Jha's standalone crime fiction book Raakshas: India's No. 1 Serial Killer is about a female police commissioner Maithili Prasad's encounter with an anonymous serial killer, who murders women by decapitating them.
Jha's fifth book, Girls of Mumbaistan comprise 3 hi-octane thriller novellas featuring female and transgender protagonists and their adventures in Mumbai.

Apart from crime fiction, Jha has also written a satirical e-novellas on the Juggernaut Books digital app, called The Great Indian Bowel Movement and The Urinationalist. These e-shorts talk about issues of open defecation, public urination and inadequate sanitation in India.
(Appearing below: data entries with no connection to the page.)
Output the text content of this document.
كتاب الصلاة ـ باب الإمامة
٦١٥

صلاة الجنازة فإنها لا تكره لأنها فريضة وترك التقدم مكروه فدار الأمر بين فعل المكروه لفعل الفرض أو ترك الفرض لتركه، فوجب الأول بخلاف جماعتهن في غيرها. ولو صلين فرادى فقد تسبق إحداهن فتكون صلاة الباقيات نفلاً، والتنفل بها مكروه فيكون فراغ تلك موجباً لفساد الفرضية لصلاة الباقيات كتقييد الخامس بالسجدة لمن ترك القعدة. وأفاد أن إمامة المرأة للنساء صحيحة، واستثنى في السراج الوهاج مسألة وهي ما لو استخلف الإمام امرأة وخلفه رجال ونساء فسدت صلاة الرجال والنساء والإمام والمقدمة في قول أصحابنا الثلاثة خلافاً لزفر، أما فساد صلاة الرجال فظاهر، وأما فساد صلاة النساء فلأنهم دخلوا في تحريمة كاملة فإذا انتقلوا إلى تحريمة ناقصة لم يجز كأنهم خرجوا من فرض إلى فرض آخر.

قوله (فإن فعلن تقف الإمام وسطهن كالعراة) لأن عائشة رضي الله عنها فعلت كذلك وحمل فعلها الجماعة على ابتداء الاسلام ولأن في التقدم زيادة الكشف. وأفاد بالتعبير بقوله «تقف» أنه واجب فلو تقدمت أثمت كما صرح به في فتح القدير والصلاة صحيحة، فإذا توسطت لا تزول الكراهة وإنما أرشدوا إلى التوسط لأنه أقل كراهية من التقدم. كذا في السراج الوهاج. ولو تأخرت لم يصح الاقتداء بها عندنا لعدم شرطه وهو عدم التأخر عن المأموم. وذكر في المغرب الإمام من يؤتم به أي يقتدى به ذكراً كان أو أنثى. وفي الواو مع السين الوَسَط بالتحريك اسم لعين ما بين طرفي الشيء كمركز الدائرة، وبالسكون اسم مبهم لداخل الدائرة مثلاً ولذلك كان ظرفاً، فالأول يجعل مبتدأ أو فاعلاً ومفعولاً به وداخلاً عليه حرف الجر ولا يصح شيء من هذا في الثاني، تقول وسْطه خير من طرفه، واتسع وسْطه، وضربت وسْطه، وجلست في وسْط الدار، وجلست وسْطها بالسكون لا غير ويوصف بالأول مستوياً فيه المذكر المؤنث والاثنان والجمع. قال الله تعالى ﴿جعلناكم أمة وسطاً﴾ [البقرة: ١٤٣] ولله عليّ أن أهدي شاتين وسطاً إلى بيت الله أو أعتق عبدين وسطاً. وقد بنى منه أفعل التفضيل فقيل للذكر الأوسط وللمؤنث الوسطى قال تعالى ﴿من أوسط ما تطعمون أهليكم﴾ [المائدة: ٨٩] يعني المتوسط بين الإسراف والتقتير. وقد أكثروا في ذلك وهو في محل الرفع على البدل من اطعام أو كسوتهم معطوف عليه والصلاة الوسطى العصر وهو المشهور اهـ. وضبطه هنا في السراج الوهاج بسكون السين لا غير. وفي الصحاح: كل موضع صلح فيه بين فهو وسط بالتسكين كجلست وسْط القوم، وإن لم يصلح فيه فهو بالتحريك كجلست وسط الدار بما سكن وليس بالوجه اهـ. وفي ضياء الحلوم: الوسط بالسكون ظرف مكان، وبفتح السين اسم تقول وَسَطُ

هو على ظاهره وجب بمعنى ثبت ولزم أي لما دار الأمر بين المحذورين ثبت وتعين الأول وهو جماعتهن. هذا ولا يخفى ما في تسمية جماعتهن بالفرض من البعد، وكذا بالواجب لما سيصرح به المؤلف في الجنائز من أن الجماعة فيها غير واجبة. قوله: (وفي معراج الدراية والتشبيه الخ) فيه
Jha is also a columnist. He writes a regular column in the Hindustan Times and a guest column in The Tribune on books and book-related happenings.

Piyush Jha adapted his third book "Anti- Social Network", from his Inspector Virkar Crime-Thriller series of books into a web series Chakravyuh – An Inspector Virkar Crime Thriller (2021). The show was produced by Applause Entertainment and MayaVid for MXPlayer platform. Chakravyuh was critically quite successful and rose to the no.1 spot on the charts in its first week itself.

==Filmography and works==

===Writer and director===
- Chalo America (1999)
- King of Bollywood (2004)
- Sikandar (2009)

===TV/OTT/web shows===
- Chakravyuh – An Inspector Virkar Crime Thriller (2021)
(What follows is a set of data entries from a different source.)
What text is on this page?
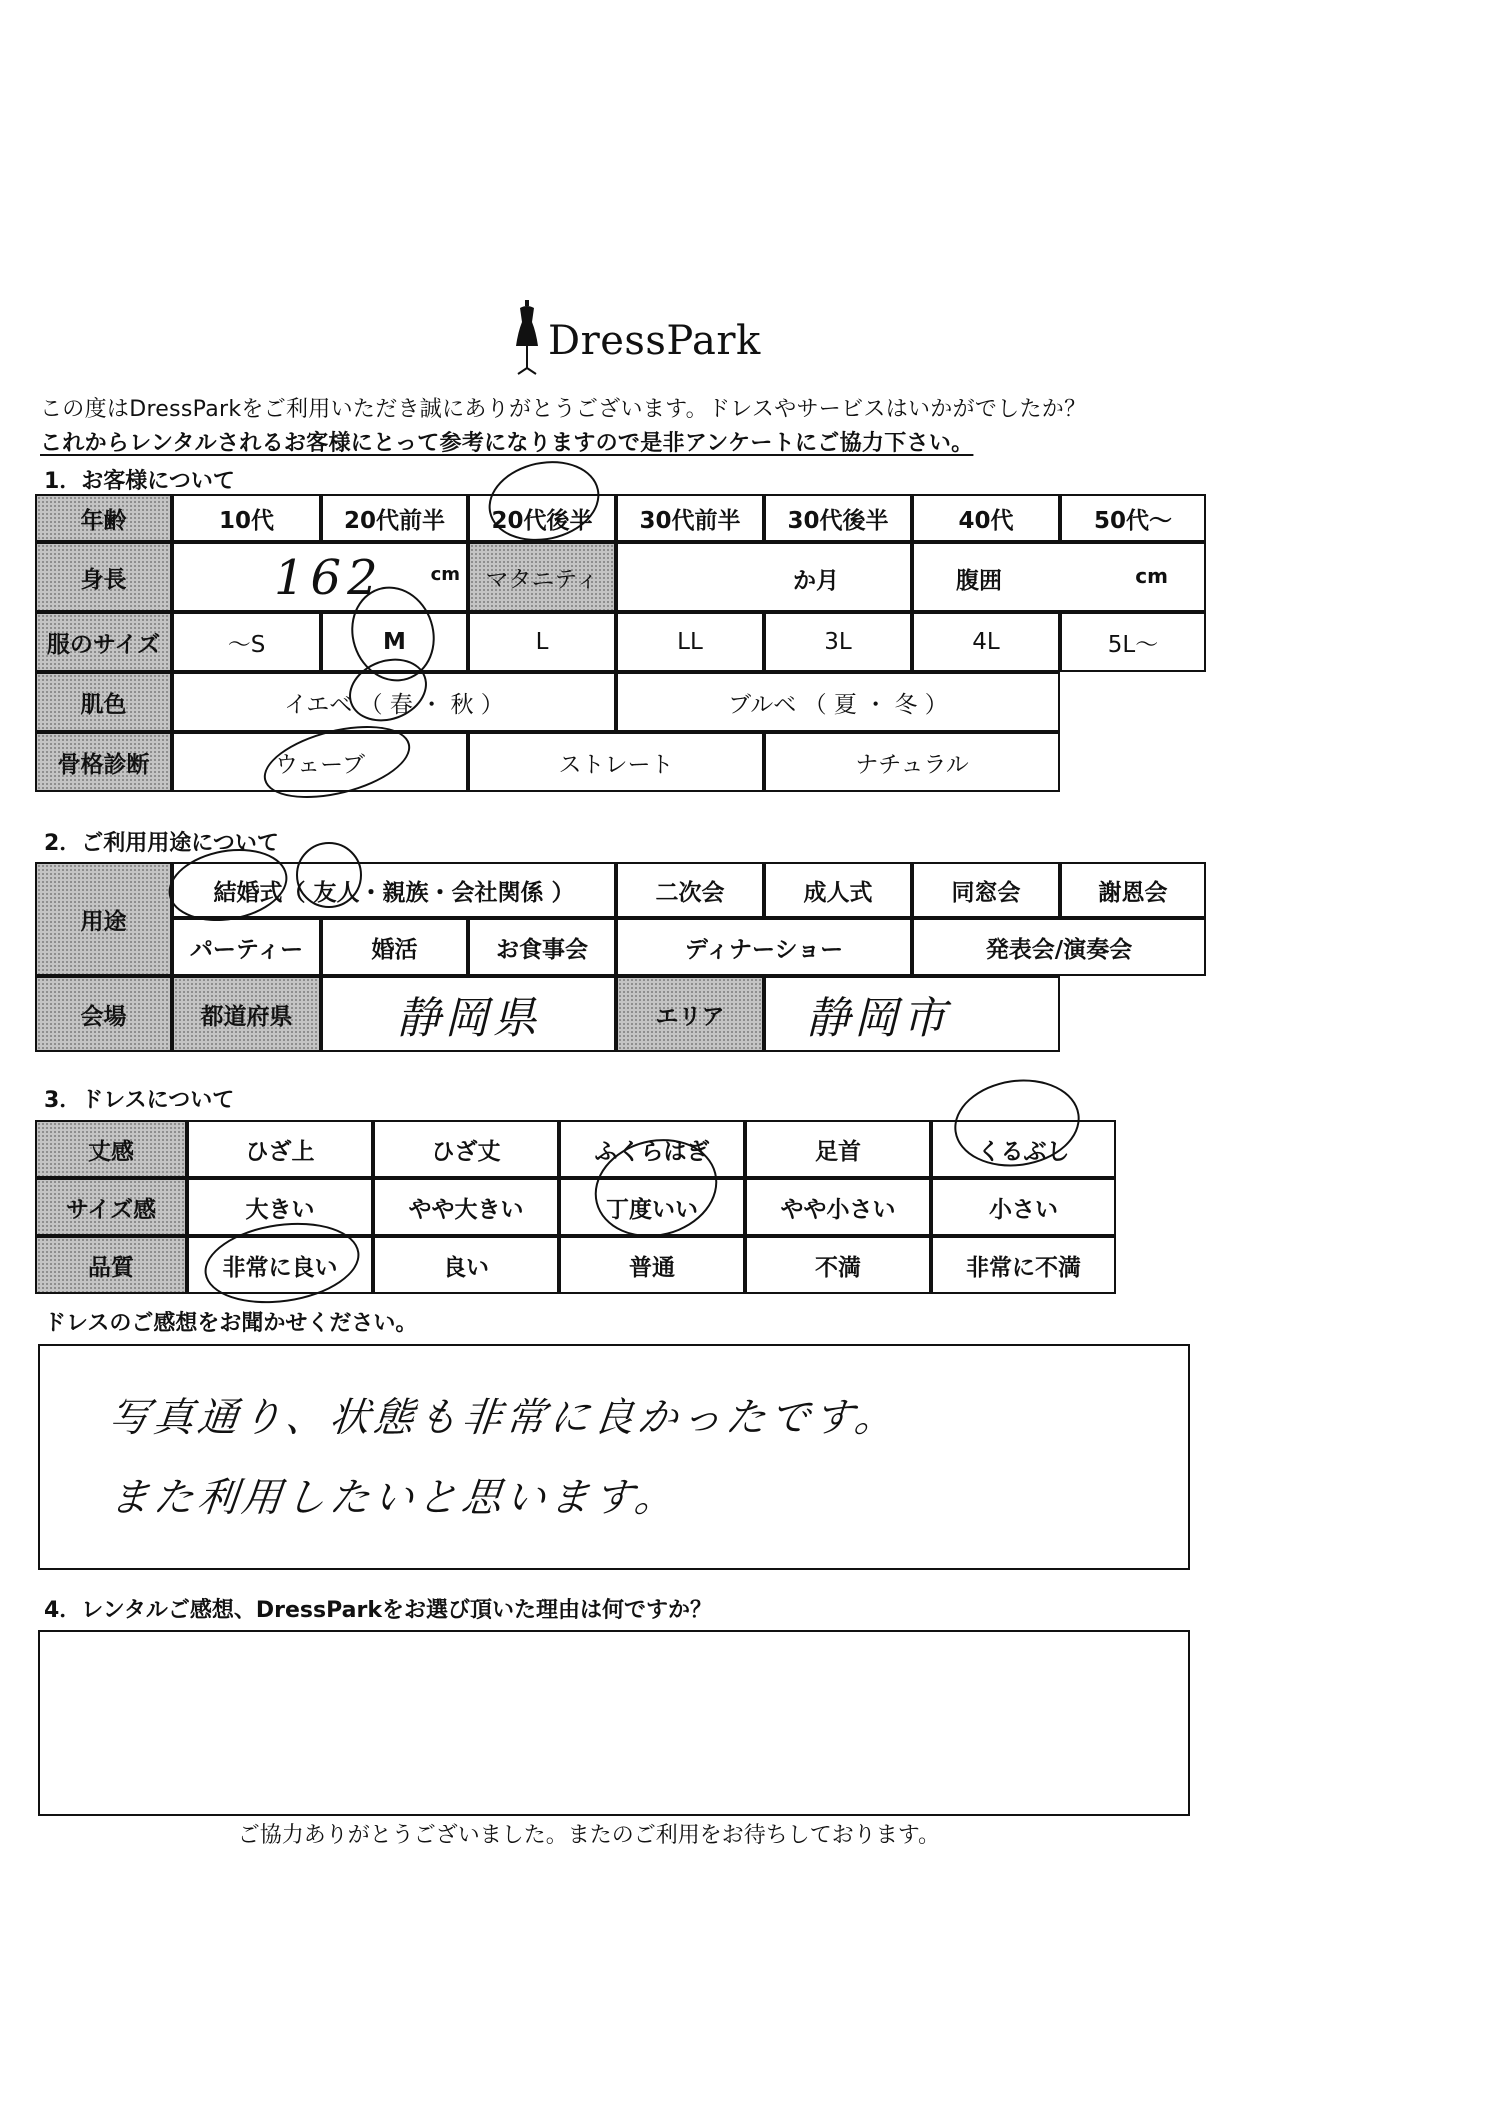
DressPark
この度はDressParkをご利用いただき誠にありがとうございます。ドレスやサービスはいかがでしたか？
これからレンタルされるお客様にとって参考になりますので是非アンケートにご協力下さい。
1．お客様について
年齢	10代	20代前半	20代後半	30代前半	30代後半	40代	50代～
身長	162	cm	マタニティ	か月	腹囲	cm
服のサイズ	～S	M	L	LL	3L	4L	5L～
肌色	イエベ （ 春 ・ 秋 ）	ブルベ （ 夏 ・ 冬 ）
骨格診断	ウェーブ	ストレート	ナチュラル
2．ご利用用途について
用途
結婚式（ 友人・親族・会社関係 ）	二次会	成人式	同窓会	謝恩会
パーティー	婚活	お食事会	ディナーショー	発表会/演奏会
会場	都道府県	静岡県	エリア	静岡市
3．ドレスについて
丈感	ひざ上	ひざ丈	ふくらはぎ	足首	くるぶし
サイズ感	大きい	やや大きい	丁度いい	やや小さい	小さい
品質	非常に良い	良い	普通	不満	非常に不満
ドレスのご感想をお聞かせください。
写真通り、状態も非常に良かったです。
また利用したいと思います。
4．レンタルご感想、DressParkをお選び頂いた理由は何ですか？
ご協力ありがとうございました。またのご利用をお待ちしております。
===Audio-fiction/podcast shows===
- Bombay Strangler Ke Khauffnaak Tapes (2021)

==Bibliography==

===Novels===
- Mumbaistan (2012)
- Compass Box Killer: An Inspector Vikrar Crime Thriller (2013)
- Anti-Social Network: An Inspector Vikrar Crime Thriller (2014)
- Raakshas: India's No. 1 Serial Killer (2016)
- Girls Of Mumbaistan (2020)

===Short stories===
- "The Great Indian Bowel Movement" (2017)
- "The Urinationalist" (2019)

==Festival official selections==
- Chalo America: Indian Panorama Section at the International Film Festival of India, 1999; and the international film festivals of Shanghai, Cairo, San Diego, Dhaka, and Atlanta, amongst others.
- King of Bollywood: international film festivals in Bradford, UK (Bite the Mango Festival); Tel Aviv, Israel; New York City; Toronto, Canada; Melbourne, Australia, and others.
- Sikandar: international film festivals, Dubai, IFFLA in LA, Edmonton in Canada, MIACC in New York, and Stuttgart in Germany, among others.

==Award nominations==
- Sikandar was nominated for the Ramnath Goenka Award for 'Movies That Make a Difference' at the 2010 Star Screen Awards.
- Parzaan Dastur was nominated for Best Child Artiste for his eponymous role in Sikandar at the 2010 Star Screen Awards.
- Parzaan Dastur was nominated for BREAKTHROUGH PERFORMANCE – MALE at The Max Stardust Awards 2010.
- Mumbaistan was long-listed for the Tata Lit Live Best First Book Award-2012.